Галловей часовщик оглянулся на Спасскую башню и вдруг проронил:

— Подумать только: этой башни никогда бы не было, если бы Царь Майкл не обожал часы!

Хоть и говорят англияне-южники, что шкоты — самые большие скупердяи на свете (уж чья бы корова мычала!), Галловей на славу отметил освящение своей башни, которую скоро стали называть не Фроловской, а Спасской, поелику богомазы Строгановых установили на ней надвратный образ Христа Спасителя! Пригласил он всех своих помощников каменных дел — мастеров, дьяков и подьячих из Приказа каменных дел, богомазов, не забыл и последнего каменотеса, столяра, плотника. Много произнесли в «Катке» здравиц за строителей кремлевской чудо-башни, но больше всего Лермонту, также приглашенному на это пиршество, пришелся по душе такой тост самого Кристофора Галловея:

— Помню я такое восточное сказание. Настал последний Страшный суд, и пришел на этот суд горький пьяница, и Бог спросил его, что сделал он в своей горемычной жизни, и тот, заплакав пьяными слезами, ответил, что пропил он свою жизнь. А Бог ему отвечает, приложив длань к уху: «Т-с-с! Что я слышу — чудесную тополиную песню. Стоит тополь, поет, шелестит всеми листочками, в лучах солнца купается, а тополь этот был посажен тобой, раб многогрешный, и шелестом своим он просит за тебя. Это ты его сотворил, как я творю миры. Одно у нас дело, выходит, с тобой. Для творения послал я сынов Адама и Евиных дочек в мир, и ты понял волю мою! Эй, ключарь, Петруша, отворяй ворота, пропусти в мои райские чертоги сего горького пьяницу!» Так выпьем же за всех на земле честных строителей, веселого вина любителей!..

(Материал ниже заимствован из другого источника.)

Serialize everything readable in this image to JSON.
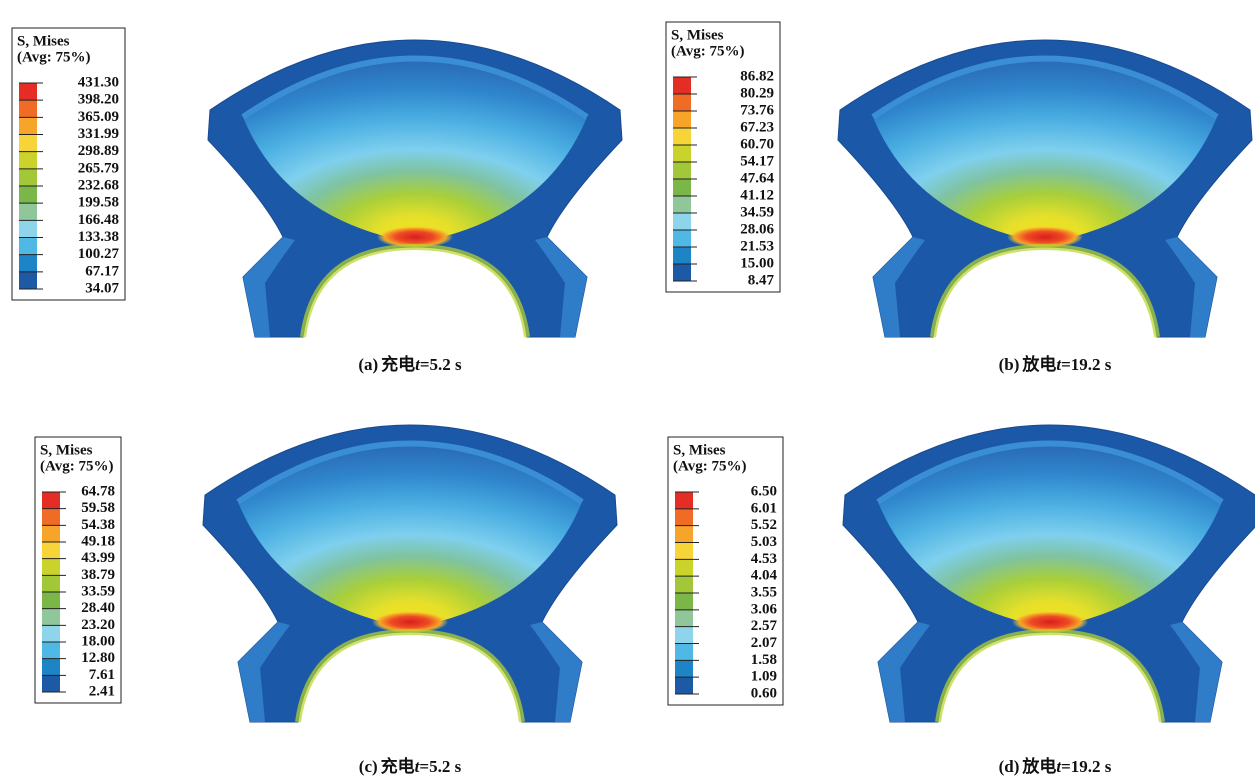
{
  "panels": [
    {
      "legend": {
        "title": [
          "S, Mises",
          "(Avg: 75%)"
        ],
        "values": [
          "431.30",
          "398.20",
          "365.09",
          "331.99",
          "298.89",
          "265.79",
          "232.68",
          "199.58",
          "166.48",
          "133.38",
          "100.27",
          "67.17",
          "34.07"
        ]
      },
      "caption": {
        "label": "(a)",
        "name": "充电",
        "variable": "t",
        "time": "=5.2 s"
      }
    },
    {
      "legend": {
        "title": [
          "S, Mises",
          "(Avg: 75%)"
        ],
        "values": [
          "86.82",
          "80.29",
          "73.76",
          "67.23",
          "60.70",
          "54.17",
          "47.64",
          "41.12",
          "34.59",
          "28.06",
          "21.53",
          "15.00",
          "8.47"
        ]
      },
      "caption": {
        "label": "(b)",
        "name": "放电",
        "variable": "t",
        "time": "=19.2 s"
      }
    },
    {
      "legend": {
        "title": [
          "S, Mises",
          "(Avg: 75%)"
        ],
        "values": [
          "64.78",
          "59.58",
          "54.38",
          "49.18",
          "43.99",
          "38.79",
          "33.59",
          "28.40",
          "23.20",
          "18.00",
          "12.80",
          "7.61",
          "2.41"
        ]
      },
      "caption": {
        "label": "(c)",
        "name": "充电",
        "variable": "t",
        "time": "=5.2 s"
      }
    },
    {
      "legend": {
        "title": [
          "S, Mises",
          "(Avg: 75%)"
        ],
        "values": [
          "6.50",
          "6.01",
          "5.52",
          "5.03",
          "4.53",
          "4.04",
          "3.55",
          "3.06",
          "2.57",
          "2.07",
          "1.58",
          "1.09",
          "0.60"
        ]
      },
      "caption": {
        "label": "(d)",
        "name": "放电",
        "variable": "t",
        "time": "=19.2 s"
      }
    }
  ]
}
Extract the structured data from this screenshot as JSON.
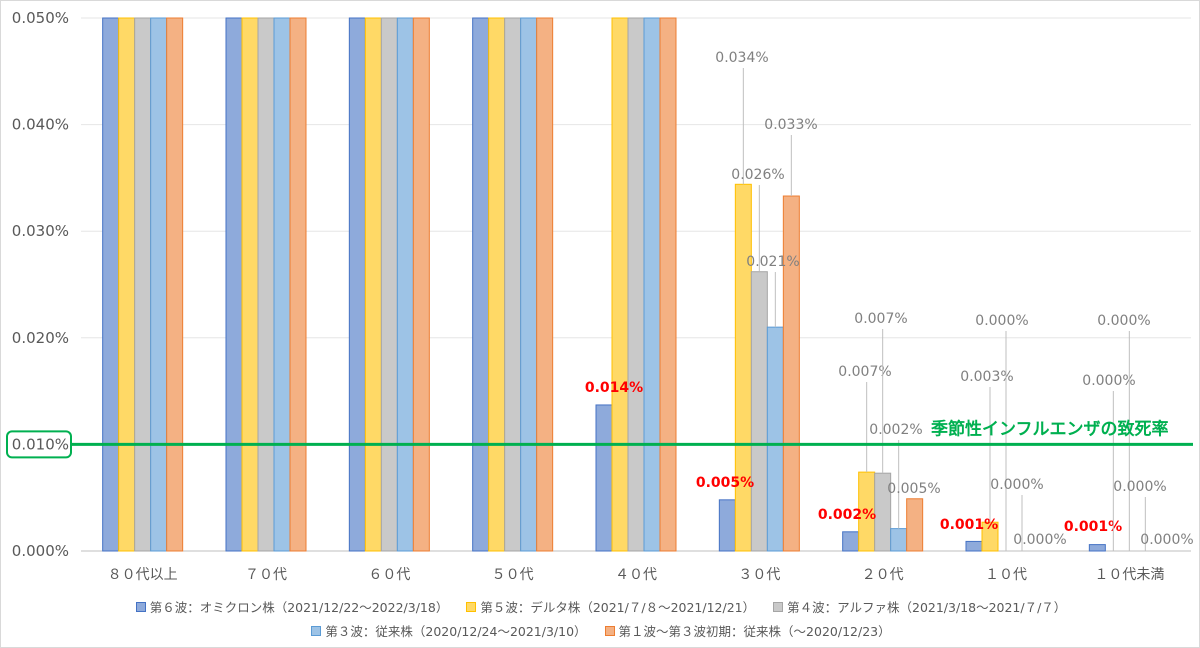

Все встретили эти слова ревом одобрения.

— И за мастера Галловея! Галловея!.. — кричали.

И многолетили Кристофора Галловея в тот самый счастливый день его жизни.

Пятого февраля 1626 года столица широко праздновала вторую свадьбу Царя, на этот раз с Евдокией Лукьяничной Стрешневой. Глядя на дебелую Царицу, можно было не сомневаться, что очень скоро, аще токмо не подкачает хилый Царь, все еще смахивающий на отрока со своим мальчишеским лицом и тощей бородкой, родильные и крестинные пиры. Как в воду глядел Лермонт: довелось-таки ему поприсутствовать стражем на пирах в честь рождения и крестин царевны Ирины, царевны Пелагеи, царевича Алексея.


Когда Вилли стал подрастать и выговаривать свои первые русские слова, подсказанные ему матерью, Лермонт вспомнил об обычае своей семьи вписывать родословец в последнюю страницу Библии. Вспомнились ему тогда слова отца:

— Глава нашего рода сэр Джеймс Лермонт как-то в замке Балькоми на берегу вечного моря прочитал нам целую проповедь. Умен он был, памятлив и так начитан, что ему прочили блестящую карьеру профессора богословия в Сент-Эндрюсском университете. Шумел костер в камине, гудел вечный морской прибой, а мы, Лермонты, затаив дыхание, слушали сэра Джеймса.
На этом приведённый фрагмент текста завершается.